La questione di legittimità costituzionale
Erano impugnati gli artt. 187-sexies e 187-quinquiesdecies del decreto legislativo 24 febbraio 1998, n. 58 (TUF). Con questa sentenza la Corte ha separato e deciso la questione sull’art. 187-sexies (confisca), riservando a separata pronuncia — l’ordinanza n. 117/2019, di rinvio alla Corte di giustizia UE — quella sull’art. 187-quinquiesdecies (diritto al silenzio). Rimettente: la Corte di cassazione, sezione seconda civile.
La decisione della Corte
La Corte ha dichiarato l’illegittimità costituzionale dell’art. 187-sexies del d.lgs. n. 58/1998 (nel testo originario e, in via consequenziale, in quello modificato dal d.lgs. n. 107/2018) nella parte in cui prevede la confisca obbligatoria, diretta o per equivalente, del prodotto dell’illecito e dei beni utilizzati, e non del solo profitto.
Il principio
Le sanzioni amministrative in materia di abusi di mercato hanno natura sostanzialmente «punitiva» e devono rispettare il principio di proporzionalità. Confiscare l’intero prodotto dell’operazione, e non il solo profitto effettivamente conseguito, determina un’afflittività manifestamente sproporzionata, in contrasto con la ragionevolezza.
Domande e risposte
Cosa cambia dopo questa sentenza sulla confisca per insider trading?
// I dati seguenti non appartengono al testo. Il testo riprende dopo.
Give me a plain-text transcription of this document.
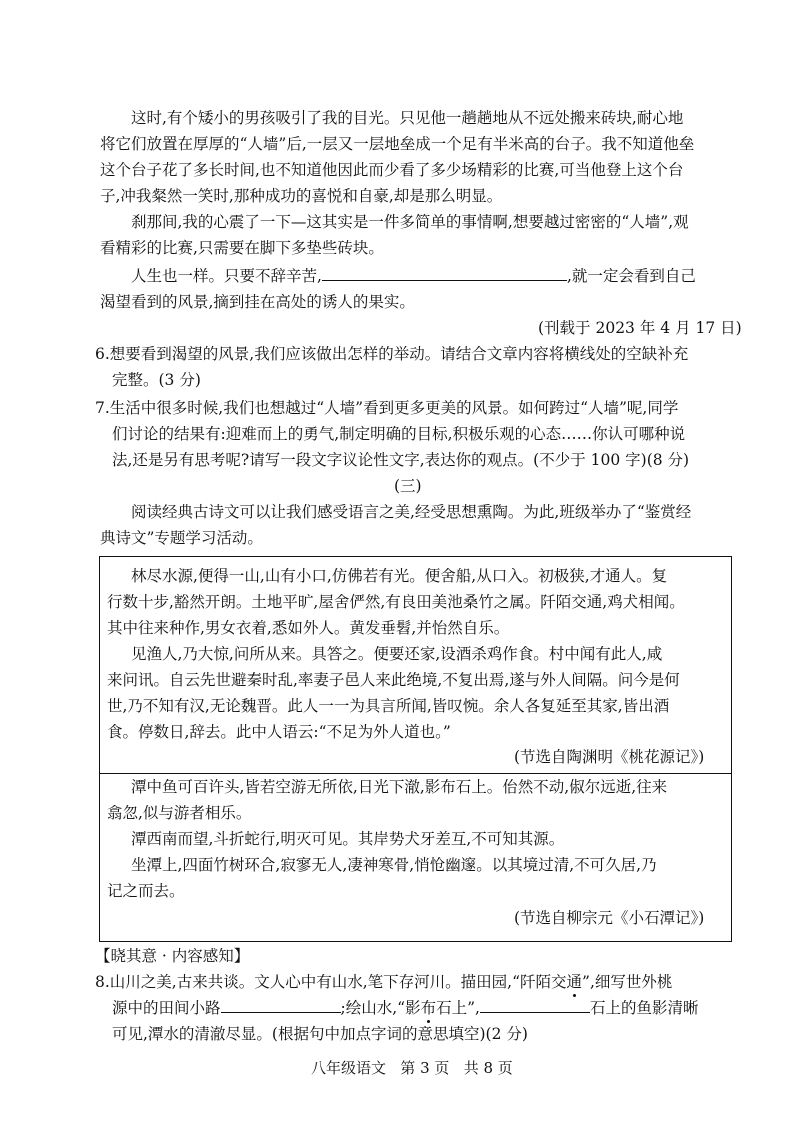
这时,有个矮小的男孩吸引了我的目光。只见他一趟趟地从不远处搬来砖块,耐心地
将它们放置在厚厚的“人墙”后,一层又一层地垒成一个足有半米高的台子。我不知道他垒
这个台子花了多长时间,也不知道他因此而少看了多少场精彩的比赛,可当他登上这个台
子,冲我粲然一笑时,那种成功的喜悦和自豪,却是那么明显。
刹那间,我的心震了一下—这其实是一件多简单的事情啊,想要越过密密的“人墙”,观
看精彩的比赛,只需要在脚下多垫些砖块。
人生也一样。只要不辞辛苦,	,就一定会看到自己
渴望看到的风景,摘到挂在高处的诱人的果实。
(刊载于 2023 年 4 月 17 日)
6.想要看到渴望的风景,我们应该做出怎样的举动。请结合文章内容将横线处的空缺补充
完整。(3 分)
7.生活中很多时候,我们也想越过“人墙”看到更多更美的风景。如何跨过“人墙”呢,同学
们讨论的结果有:迎难而上的勇气,制定明确的目标,积极乐观的心态……你认可哪种说
法,还是另有思考呢?请写一段文字议论性文字,表达你的观点。(不少于 100 字)(8 分)
(三)
阅读经典古诗文可以让我们感受语言之美,经受思想熏陶。为此,班级举办了“鉴赏经
典诗文”专题学习活动。
【晓其意 · 内容感知】
8.山川之美,古来共谈。文人心中有山水,笔下存河川。描田园,“阡陌交通”,细写世外桃
源中的田间小路	;绘山水,“影布石上”,	石上的鱼影清晰
可见,潭水的清澈尽显。(根据句中加点字词的意思填空)(2 分)
八年级语文   第 3 页   共 8 页
林尽水源,便得一山,山有小口,仿佛若有光。便舍船,从口入。初极狭,才通人。复
行数十步,豁然开朗。土地平旷,屋舍俨然,有良田美池桑竹之属。阡陌交通,鸡犬相闻。
其中往来种作,男女衣着,悉如外人。黄发垂髫,并怡然自乐。
见渔人,乃大惊,问所从来。具答之。便要还家,设酒杀鸡作食。村中闻有此人,咸
来问讯。自云先世避秦时乱,率妻子邑人来此绝境,不复出焉,遂与外人间隔。问今是何
世,乃不知有汉,无论魏晋。此人一一为具言所闻,皆叹惋。余人各复延至其家,皆出酒
食。停数日,辞去。此中人语云:“不足为外人道也。”
(节选自陶渊明《桃花源记》)
潭中鱼可百许头,皆若空游无所依,日光下澈,影布石上。佁然不动,俶尔远逝,往来
翕忽,似与游者相乐。
潭西南而望,斗折蛇行,明灭可见。其岸势犬牙差互,不可知其源。
坐潭上,四面竹树环合,寂寥无人,凄神寒骨,悄怆幽邃。以其境过清,不可久居,乃
记之而去。
(节选自柳宗元《小石潭记》)
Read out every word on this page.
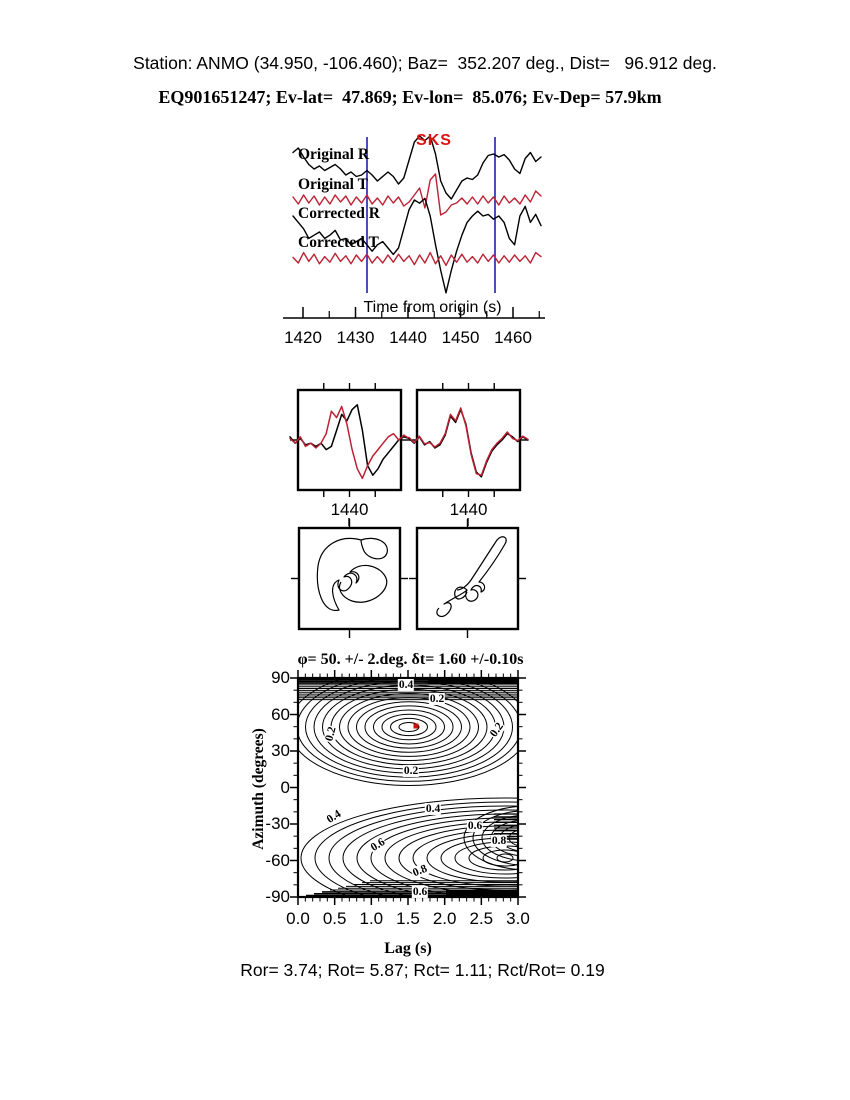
Station: ANMO (34.950, -106.460); Baz=  352.207 deg., Dist=   96.912 deg.
EQ901651247; Ev-lat=  47.869; Ev-lon=  85.076; Ev-Dep= 57.9km
SKS
Time from origin (s)
φ= 50. +/- 2.deg. δt= 1.60 +/-0.10s
Azimuth (degrees)
Lag (s)
Ror= 3.74; Rot= 5.87; Rct= 1.11; Rct/Rot= 0.19
Original R
Original T
Corrected R
Corrected T
1420 1430 1440 1450 1460
1440	1440
0.0 0.5 1.0 1.5 2.0 2.5 3.0
90
60
30
0
-30
-60
-90
0.4
0.2
0.2	0.2
0.2
0.4
0.4
0.6
0.8
0.6
0.8
0.6
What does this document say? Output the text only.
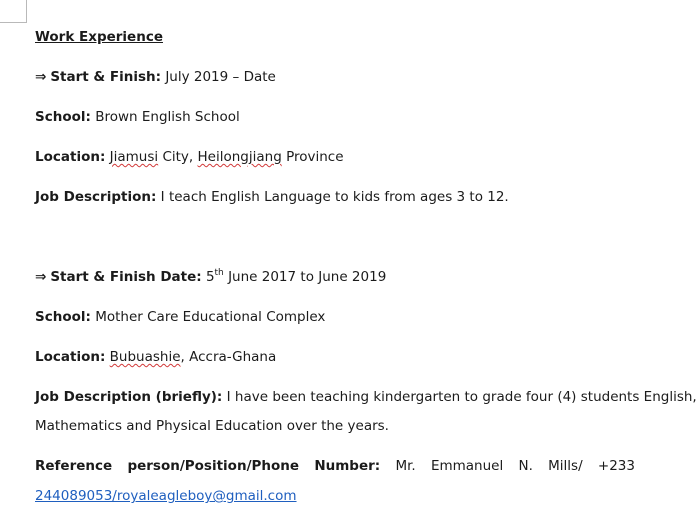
Work Experience
⇒ Start & Finish: July 2019 – Date
School: Brown English School
Location: Jiamusi City, Heilongjiang Province
Job Description: I teach English Language to kids from ages 3 to 12.
⇒ Start & Finish Date: 5th June 2017 to June 2019
School: Mother Care Educational Complex
Location: Bubuashie, Accra-Ghana
Job Description (briefly): I have been teaching kindergarten to grade four (4) students English,
Mathematics and Physical Education over the years.
Reference person/Position/Phone Number: Mr. Emmanuel N. Mills/ +233
244089053/royaleagleboy@gmail.com
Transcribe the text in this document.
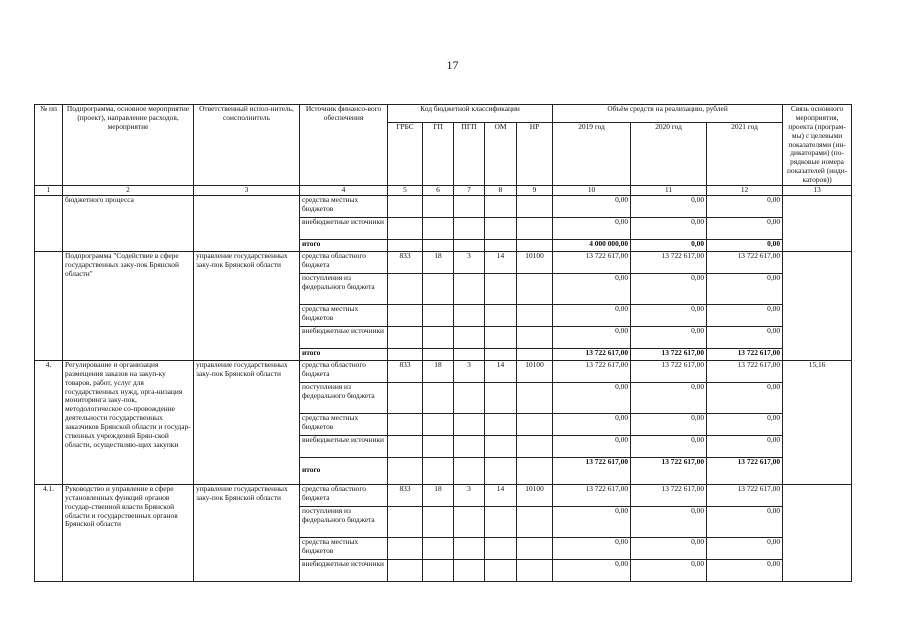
17
№ пп	Подпрограмма, основное мероприятие (проект), направление расходов, мероприятие	Ответственный испол-нитель, соисполнитель	Источник финансо-вого обеспечения	Код бюджетной классификации					Объём средств на реализацию, рублей			Связь основного мероприятия, проекта (програм-мы) с целевыми показателями (ин-дикаторами) (по-рядковые номера показателей (инди-каторов))
				ГРБС	ГП	ПГП	ОМ	НР	2019 год	2020 год	2021 год	
1	2	3	4	5	6	7	8	9	10	11	12	13
	бюджетного процесса		средства местных бюджетов						0,00	0,00	0,00	
			внебюджетные источники						0,00	0,00	0,00	
			итого						4 000 000,00	0,00	0,00	
	Подпрограмма "Содействие в сфере государственных заку-пок Брянской области"	управление государственных заку-пок Брянской области	средства областного бюджета	833	18	3	14	10100	13 722 617,00	13 722 617,00	13 722 617,00	
			поступления из федерального бюджета						0,00	0,00	0,00	
			средства местных бюджетов						0,00	0,00	0,00	
			внебюджетные источники						0,00	0,00	0,00	
			итого						13 722 617,00	13 722 617,00	13 722 617,00	
4.	Регулирование и организация размещения заказов на закуп-ку товаров, работ, услуг для государственных нужд, орга-низация мониторинга заку-пок, методологическое со-провождение деятельности государственных заказчиков Брянской области и государ-ственных учреждений Брян-ской области, осуществляю-щих закупки	управление государственных заку-пок Брянской области	средства областного бюджета	833	18	3	14	10100	13 722 617,00	13 722 617,00	13 722 617,00	15,16
			поступления из федерального бюджета						0,00	0,00	0,00	
			средства местных бюджетов						0,00	0,00	0,00	
			внебюджетные источники						0,00	0,00	0,00	
			итого						13 722 617,00	13 722 617,00	13 722 617,00	
4.1.	Руководство и управление в сфере установленных функций органов государ-ственной власти Брянской области и государственных органов Брянской области	управление государственных заку-пок Брянской области	средства областного бюджета	833	18	3	14	10100	13 722 617,00	13 722 617,00	13 722 617,00	
			поступления из федерального бюджета						0,00	0,00	0,00	
			средства местных бюджетов						0,00	0,00	0,00	
			внебюджетные источники						0,00	0,00	0,00	
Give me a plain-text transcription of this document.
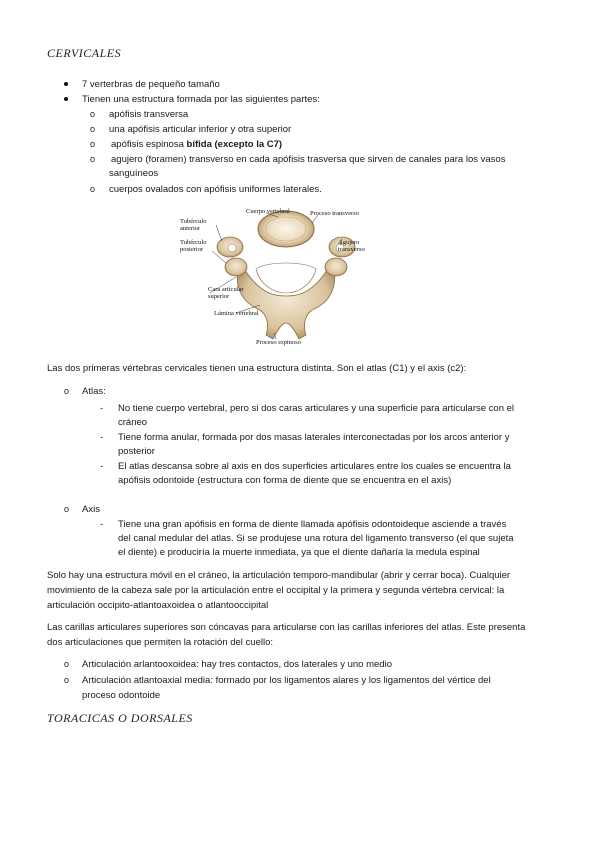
CERVICALES
7 verterbras de pequeño tamaño
Tienen una estructura formada por las siguientes partes:
o apófisis transversa
o una apófisis articular inferior y otra superior
o apófisis espinosa bífida (excepto la C7)
o agujero (foramen) transverso en cada apófisis trasversa que sirven de canales para los vasos
sanguíneos
o cuerpos ovalados con apófisis uniformes laterales.
Cuerpo vertebral	Proceso transverso
Tubérculo
anterior
Tubérculo
posterior
Agujero
transverso
Cara articular
superior
Lámina vertebral
Proceso espinoso
Las dos primeras vértebras cervicales tienen una estructura distinta. Son el atlas (C1) y el axis (c2):
o Atlas:
- No tiene cuerpo vertebral, pero si dos caras articulares y una superficie para articularse con el
cráneo
- Tiene forma anular, formada por dos masas laterales interconectadas por los arcos anterior y
posterior
- El atlas descansa sobre al axis en dos superficies articulares entre los cuales se encuentra la
apófisis odontoide (estructura con forma de diente que se encuentra en el axis)
o Axis
- Tiene una gran apófisis en forma de diente llamada apófisis odontoideque asciende a través
del canal medular del atlas. Si se produjese una rotura del ligamento transverso (el que sujeta
el diente) e produciría la muerte inmediata, ya que el diente dañaría la medula espinal
Solo hay una estructura móvil en el cráneo, la articulación temporo-mandibular (abrir y cerrar boca). Cualquier
movimiento de la cabeza sale por la articulación entre el occipital y la primera y segunda vértebra cervical: la
articulación occipito-atlantoaxoidea o atlantooccipital
Las carillas articulares superiores son cóncavas para articularse con las carillas inferiores del atlas. Este presenta
dos articulaciones que permiten la rotación del cuello:
o Articulación arlantooxoidea: hay tres contactos, dos laterales y uno medio
o Articulación atlantoaxial media: formado por los ligamentos alares y los ligamentos del vértice del
proceso odontoide
TORACICAS O DORSALES
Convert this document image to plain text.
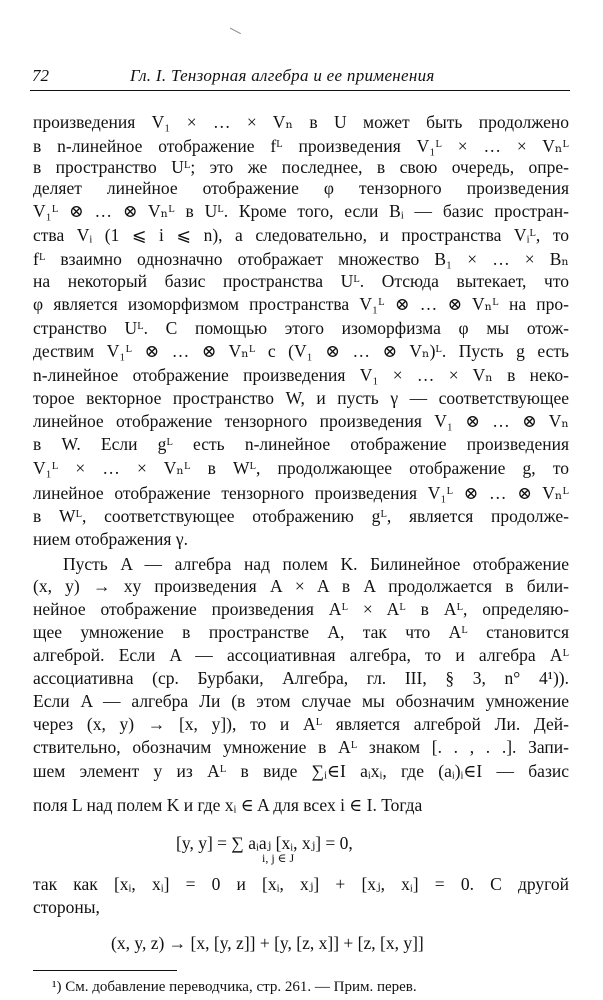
72	Гл. I. Тензорная алгебра и ее применения
произведения V₁ × … × Vₙ в U может быть продолжено
в n-линейное отображение fᴸ произведения V₁ᴸ × … × Vₙᴸ
в пространство Uᴸ; это же последнее, в свою очередь, опре-
деляет линейное отображение φ тензорного произведения
V₁ᴸ ⊗ … ⊗ Vₙᴸ в Uᴸ. Кроме того, если Bᵢ — базис простран-
ства Vᵢ (1 ⩽ i ⩽ n), а следовательно, и пространства Vᵢᴸ, то
fᴸ взаимно однозначно отображает множество B₁ × … × Bₙ
на некоторый базис пространства Uᴸ. Отсюда вытекает, что
φ является изоморфизмом пространства V₁ᴸ ⊗ … ⊗ Vₙᴸ на про-
странство Uᴸ. С помощью этого изоморфизма φ мы отож-
дествим V₁ᴸ ⊗ … ⊗ Vₙᴸ с (V₁ ⊗ … ⊗ Vₙ)ᴸ. Пусть g есть
n-линейное отображение произведения V₁ × … × Vₙ в неко-
торое векторное пространство W, и пусть γ — соответствующее
линейное отображение тензорного произведения V₁ ⊗ … ⊗ Vₙ
в W. Если gᴸ есть n-линейное отображение произведения
V₁ᴸ × … × Vₙᴸ в Wᴸ, продолжающее отображение g, то
линейное отображение тензорного произведения V₁ᴸ ⊗ … ⊗ Vₙᴸ
в Wᴸ, соответствующее отображению gᴸ, является продолже-
нием отображения γ.
Пусть A — алгебра над полем K. Билинейное отображение
(x, y) → xy произведения A × A в A продолжается в били-
нейное отображение произведения Aᴸ × Aᴸ в Aᴸ, определяю-
щее умножение в пространстве A, так что Aᴸ становится
алгеброй. Если A — ассоциативная алгебра, то и алгебра Aᴸ
ассоциативна (ср. Бурбаки, Алгебра, гл. III, § 3, n° 4¹)).
Если A — алгебра Ли (в этом случае мы обозначим умножение
через (x, y) → [x, y]), то и Aᴸ является алгеброй Ли. Дей-
ствительно, обозначим умножение в Aᴸ знаком [. . , . .]. Запи-
шем элемент y из Aᴸ в виде ∑ᵢ∈I aᵢxᵢ, где (aᵢ)ᵢ∈I — базис
поля L над полем K и где xᵢ ∈ A для всех i ∈ I. Тогда
[y, y] = ∑ aᵢaⱼ [xᵢ, xⱼ] = 0,
i, j ∈ J
так как [xᵢ, xᵢ] = 0 и [xᵢ, xⱼ] + [xⱼ, xᵢ] = 0. С другой
стороны,
(x, y, z) → [x, [y, z]] + [y, [z, x]] + [z, [x, y]]
¹) См. добавление переводчика, стр. 261. — Прим. перев.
La confisca può colpire solo il profitto effettivamente conseguito con l’illecito, non l’intero prodotto dell’operazione né i beni utilizzati per commetterlo.
Perché la norma è stata ritenuta incostituzionale?
Perché la confisca dell’intero prodotto, anziché del solo profitto, risultava sproporzionata rispetto a una sanzione già di natura punitiva, violando il principio di ragionevolezza.
Che rapporto c’è con l’ordinanza n. 117/2019?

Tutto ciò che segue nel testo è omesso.